For the genes with shared signals for lung function and cognitive function, we investigated gene expression in both human lung and brain tissues, using the ‘Expression Atlas’ database (https://www.ebi.ac.uk/gxa/home#) for RNA expression (mainly based on Genotype-Tissue Expression Project, GTEx36) and ‘The Human Protein Atlas’ (www.proteinatlas.org) for protein expression. This showed that all these genes are expressed in the human lung and brain, while protein expression was also reported for CSNK2B, PTCH1, ITGAV and TNS1 (Supplementary Table 10).
Discussion
Observational findings
In UKB participants, higher lung function measures were associated with higher scores of cognitive function tests and lower risk of ACD, Alzheimer’s disease and VD. FVC was associated with more cognitive function tests, and more strongly, than was FEV1/FVC. The FVC association with VD was much stronger than with ACD and Alzheimer’s disease and stronger than associations for FEV1/FVC.
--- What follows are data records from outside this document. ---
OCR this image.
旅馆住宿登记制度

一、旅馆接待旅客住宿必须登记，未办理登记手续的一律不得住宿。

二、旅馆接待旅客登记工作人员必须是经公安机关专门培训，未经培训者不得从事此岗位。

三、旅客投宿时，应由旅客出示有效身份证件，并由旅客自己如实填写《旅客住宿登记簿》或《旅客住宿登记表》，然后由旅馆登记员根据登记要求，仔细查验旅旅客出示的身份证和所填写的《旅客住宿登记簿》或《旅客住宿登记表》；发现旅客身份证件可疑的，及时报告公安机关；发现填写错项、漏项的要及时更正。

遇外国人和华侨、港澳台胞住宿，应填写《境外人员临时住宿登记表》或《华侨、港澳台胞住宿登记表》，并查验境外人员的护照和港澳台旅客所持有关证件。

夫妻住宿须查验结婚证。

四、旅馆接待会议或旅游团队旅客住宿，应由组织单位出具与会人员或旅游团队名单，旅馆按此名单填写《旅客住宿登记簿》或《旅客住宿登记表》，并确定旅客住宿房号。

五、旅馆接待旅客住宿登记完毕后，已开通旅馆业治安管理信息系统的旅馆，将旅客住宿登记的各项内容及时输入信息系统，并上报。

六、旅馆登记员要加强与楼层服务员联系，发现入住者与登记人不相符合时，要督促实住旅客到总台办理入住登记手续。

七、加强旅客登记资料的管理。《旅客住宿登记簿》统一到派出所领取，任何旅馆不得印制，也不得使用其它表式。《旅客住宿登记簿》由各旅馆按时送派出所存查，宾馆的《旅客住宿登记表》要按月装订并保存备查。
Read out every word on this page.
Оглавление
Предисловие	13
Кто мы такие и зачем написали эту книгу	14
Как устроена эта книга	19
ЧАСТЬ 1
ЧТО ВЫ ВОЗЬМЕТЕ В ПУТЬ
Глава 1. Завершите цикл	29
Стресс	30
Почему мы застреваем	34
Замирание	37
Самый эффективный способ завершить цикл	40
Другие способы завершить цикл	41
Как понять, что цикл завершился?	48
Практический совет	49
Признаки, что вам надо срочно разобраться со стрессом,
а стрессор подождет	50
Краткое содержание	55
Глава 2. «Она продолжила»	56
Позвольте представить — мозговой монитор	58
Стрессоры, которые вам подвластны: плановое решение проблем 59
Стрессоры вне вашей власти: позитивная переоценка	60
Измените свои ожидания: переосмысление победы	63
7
Our findings are in line with previous studies that showed FVC is more strongly associated than FEV1/FVC with dementia,5-7 and lung function, particularly FVC, is more strongly associated with VD than with Alzheimer’s disease.6-8 The latter observation is in keeping with the causal link between FVC and cardiovascular disease.37 We expanded those findings in the large UKB study by using multiple cognitive function tests and by analysing lung function measures as continuous outcomes rather than binary definitions of obstructive and restrictive impairment as used in a previous UKB analysis.7 Compared with previous studies, which investigated the link between lung function and cognitive function,1-5 our analysis was more comprehensive, clarifying the extent of the relationships of cognitive function with lung function, particularly FVC. Of note, the cognitive function tests assessed rather specific aspects of cognitive function, which were only mildly correlated.
Co-localization findings
Of the 55 lung development genes, there were shared variants between lung function measures and cognitive traits (7 colocalization pairs) in 4 genes. However, the direction of effects was inconsistent for the two traits in the co-localization pair. There were also additional signals, but with distinct variants.
To our knowledge, this is the first study to investigate shared developmental pathways for lung function and cognitive traits. These genes (with shared or distinct variants) are all protein coding and involved in a range of functions, including transcriptional regulation (CSNK2B, NFATC3 and KAT8), extracellular matrix (ITGAV, MMP24 and TNS1), growth factors (PTCH1) and cell-to-cell adhesion and cytoskeleton (TNS1). All these genes are expressed in both the lung and the brain, and protein expression was detected for many, indicating their functional consequences.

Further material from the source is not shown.